Car l’avenir, vu de Bretton Woods, paraît incertain. Quand s’ouvre la conférence, en effet le monde est encore en pleine guerre. Certes, la victoire des Alliés, qui ont débarqué en Normandie trois semaines plus tôt, ne fait plus guère de doute. Mais nul ne sait quand l’Allemagne et le Japon capituleront. Bien qu’affaiblies, les forces de l’Axe restent menaçantes. Les Européens présents à Bretton Woods en ont pris la mesure en traversant l’Atlantique à bord du Queen Mary, où interdiction leur a été faite de quitter leurs gilets de sauvetage…
Dans quel état d’esprit sont-ils, ce 1er juillet 1944, les 735 délégués des 44 gouvernements invités par le président américain Franklin D. Roosevelt ? A vraidire, aucun d’eux ne peut dire s’ils parviendront à se quitter rapidement sur un accord. Ils savent, en revanche, que ce qui les unit est plus fort que ce qui les divise. Tous souhaitent éviter les erreurs commises dans les années 1920 et 1930. Tous sont ainsi convaincus que les changes flottants et les multiples dévaluations monétaires qui ont marqué cette période, ont contribué à précipiter le monde dans la crise économique puis dans la guerre. Et tous gardent en tête, comme un contre-modèle, la piteuse conférence de Londres de 1933, lors de laquelle les grandes puissances ont été incapables de s’entendre pour restaurer la stabilité monétaire ébranlée par la première guerre mondiale.
735 délégués, donc. Parmi eux, Pierre Mendès France représente le gouvernement provisoire du général de Gaulle, dont il est le commissaire aux finances. Mendès reviendra épuisé de Bretton Woods. Il gardera le souvenir de négociations difficiles, largement dominées par deux fortes personnalités : Harry Dexter White, le sous-secrétaire américain au Trésor, et l’économiste John Maynard Keynes qui, malgré des problèmes cardiaques l’obligeant parfois à quitterle devant de la scène (il mourra vingt mois plus tard à l’âge de 62 ans), mène avec virtuosité les pourparlers au nom des Britanniques. White et Keynes se connaissent très bien. Voilà déjà deux ans qu’ils réfléchissent ensemble à l’avenirdu système monétaire international.
Anglais et Américains, certes, ne sont pas d’accord sur tout, notamment sur le projet de Keynes de créer une monnaie internationale, le « bancor », convertible dans les différentes monnaies nationales… Mais ils ont mis de côté la plupart de leurs divergences lors d’un sommet restreint organisé à Atlantic City, dans le New Jersey, quelques jours avant de faire route pour le New Hampshire. De sorte qu’ils arrivent en position de force à Bretton Woods, où les accords signés le 22 juillet correspondent dans les grandes lignes à leurs projets. Ceux-ci sont au nombre de trois.

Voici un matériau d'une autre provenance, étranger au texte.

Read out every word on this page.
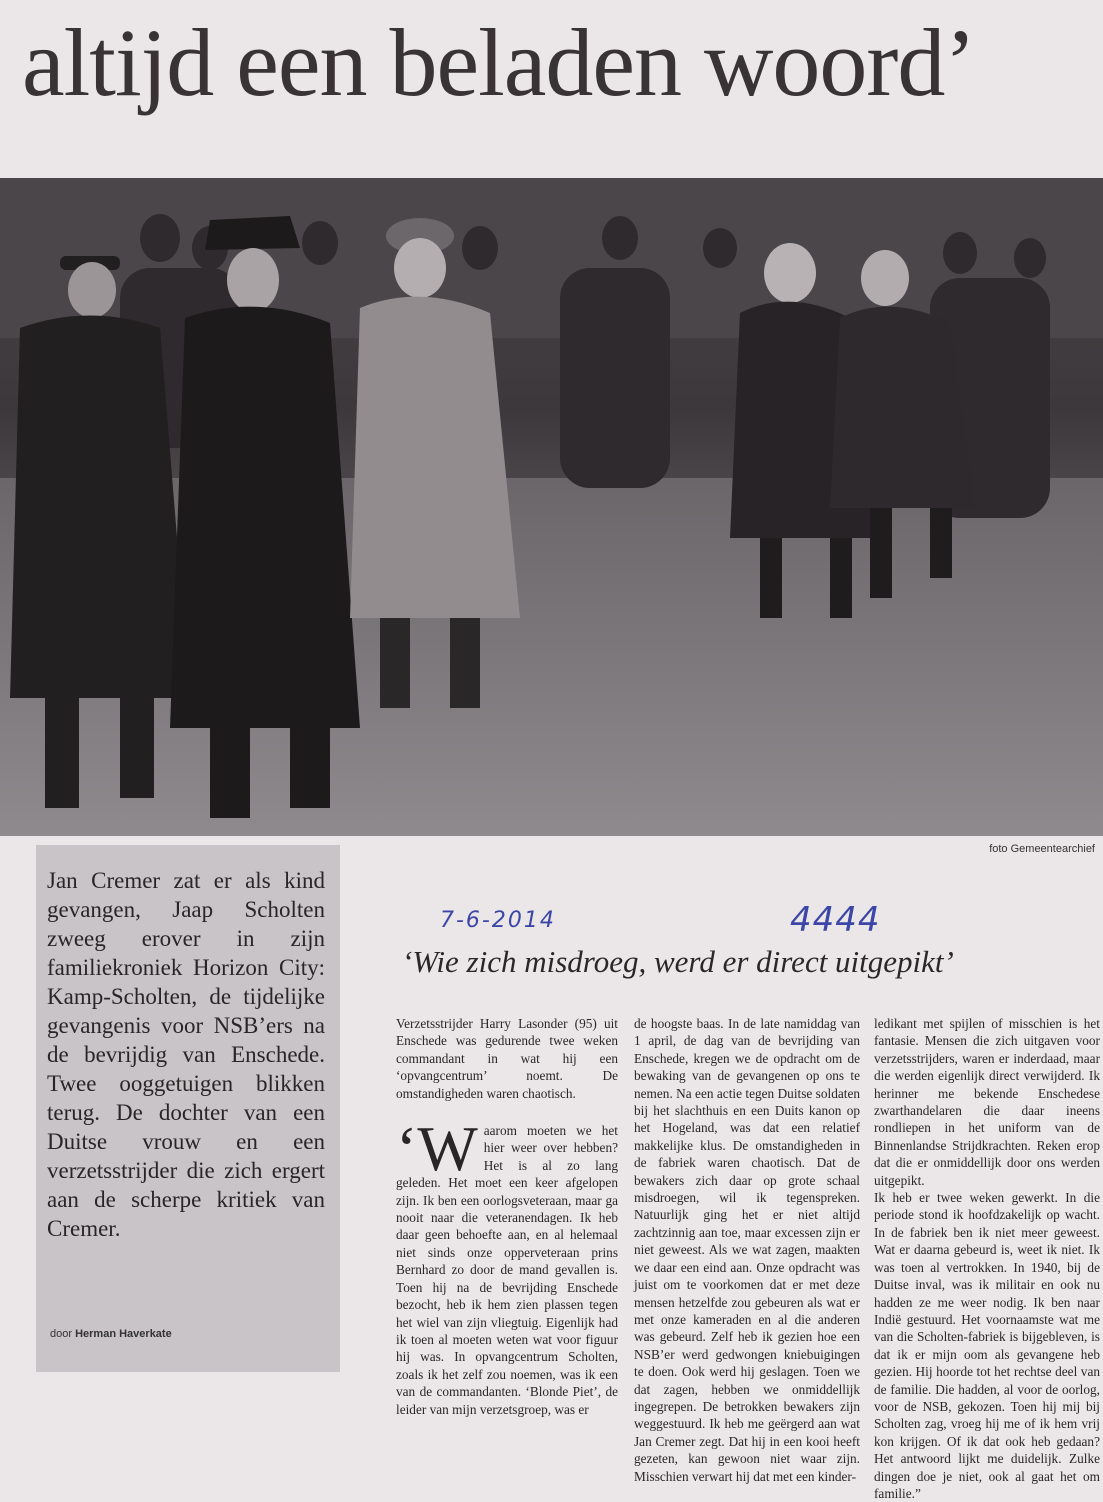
altijd een beladen woord’
foto Gemeentearchief
Jan Cremer zat er als kind gevangen, Jaap Scholten zweeg erover in zijn familiekroniek Horizon City: Kamp-Scholten, de tijdelijke gevangenis voor NSB’ers na de bevrijdig van Enschede. Twee ooggetuigen blikken terug. De dochter van een Duitse vrouw en een verzetsstrijder die zich ergert aan de scherpe kritiek van Cremer.
door Herman Haverkate
7-6-2014	4444
‘Wie zich misdroeg, werd er direct uitgepikt’

Verzetsstrijder Harry Lasonder (95) uit Enschede was gedurende twee weken commandant in wat hij een ‘opvangcentrum’ noemt. De omstandigheden waren chaotisch.

‘Waarom moeten we het hier weer over hebben? Het is al zo lang geleden. Het moet een keer afgelopen zijn. Ik ben een oorlogsveteraan, maar ga nooit naar die veteranendagen. Ik heb daar geen behoefte aan, en al helemaal niet sinds onze opperveteraan prins Bernhard zo door de mand gevallen is. Toen hij na de bevrijding Enschede bezocht, heb ik hem zien plassen tegen het wiel van zijn vliegtuig. Eigenlijk had ik toen al moeten weten wat voor figuur hij was. In opvangcentrum Scholten, zoals ik het zelf zou noemen, was ik een van de commandanten. ‘Blonde Piet’, de leider van mijn verzetsgroep, was er

de hoogste baas. In de late namiddag van 1 april, de dag van de bevrijding van Enschede, kregen we de opdracht om de bewaking van de gevangenen op ons te nemen. Na een actie tegen Duitse soldaten bij het slachthuis en een Duits kanon op het Hogeland, was dat een relatief makkelijke klus. De omstandigheden in de fabriek waren chaotisch. Dat de bewakers zich daar op grote schaal misdroegen, wil ik tegenspreken. Natuurlijk ging het er niet altijd zachtzinnig aan toe, maar excessen zijn er niet geweest. Als we wat zagen, maakten we daar een eind aan. Onze opdracht was juist om te voorkomen dat er met deze mensen hetzelfde zou gebeuren als wat er met onze kameraden en al die anderen was gebeurd. Zelf heb ik gezien hoe een NSB’er werd gedwongen kniebuigingen te doen. Ook werd hij geslagen. Toen we dat zagen, hebben we onmiddellijk ingegrepen. De betrokken bewakers zijn weggestuurd. Ik heb me geërgerd aan wat Jan Cremer zegt. Dat hij in een kooi heeft gezeten, kan gewoon niet waar zijn. Misschien verwart hij dat met een kinder-

ledikant met spijlen of misschien is het fantasie. Mensen die zich uitgaven voor verzetsstrijders, waren er inderdaad, maar die werden eigenlijk direct verwijderd. Ik herinner me bekende Enschedese zwarthandelaren die daar ineens rondliepen in het uniform van de Binnenlandse Strijdkrachten. Reken erop dat die er onmiddellijk door ons werden uitgepikt.

Ik heb er twee weken gewerkt. In die periode stond ik hoofdzakelijk op wacht. In de fabriek ben ik niet meer geweest. Wat er daarna gebeurd is, weet ik niet. Ik was toen al vertrokken. In 1940, bij de Duitse inval, was ik militair en ook nu hadden ze me weer nodig. Ik ben naar Indië gestuurd. Het voornaamste wat me van die Scholten-fabriek is bijgebleven, is dat ik er mijn oom als gevangene heb gezien. Hij hoorde tot het rechtse deel van de familie. Die hadden, al voor de oorlog, voor de NSB, gekozen. Toen hij mij bij Scholten zag, vroeg hij me of ik hem vrij kon krijgen. Of ik dat ook heb gedaan? Het antwoord lijkt me duidelijk. Zulke dingen doe je niet, ook al gaat het om familie.”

Le premier concerne l’obligation pour chaque Etat de définir la valeur de sa monnaie par rapport à l’or ou au dollar, seule la monnaie américaine étant désormais convertible en or (une once d’or fin correspondant à 35 dollars). Une sorte de retour au vieux système de l’étalon-or, à cela près que le dollar a dorénavant détrôné la livre-sterling comme monnaie de référence. Hantés par lesouvenir des changes flottants des années 1930, les négociateurs instaurent ainsi un régime de parités quasi fixes entre les monnaies, l’écart entre leur valeur « plancher » et leur valeur « plafond » ne pouvant dépasser 2 %.
Sans la création d’institutions durables, cependant, les délégués présents à Bretton Woods savent que ces principes ne peuvent être garantis à long terme. Deux organismes sont donc créés. L’un, le FMI, doit permettre aux pays à cours de devises de s’en procurer. Autrement dit, leur donner la possibilité, en cas de déficit momentané de leur balance des paiements, d’obtenir une sorte de crédit afin d’éviter le recours aux dévaluations. De son côté, la BIRD, plus connue sous le nom de Banque mondiale, a pour but de favoriser le développement économique en accordant aux Etats des prêts à long terme et à faible taux afin definancer des projets précis.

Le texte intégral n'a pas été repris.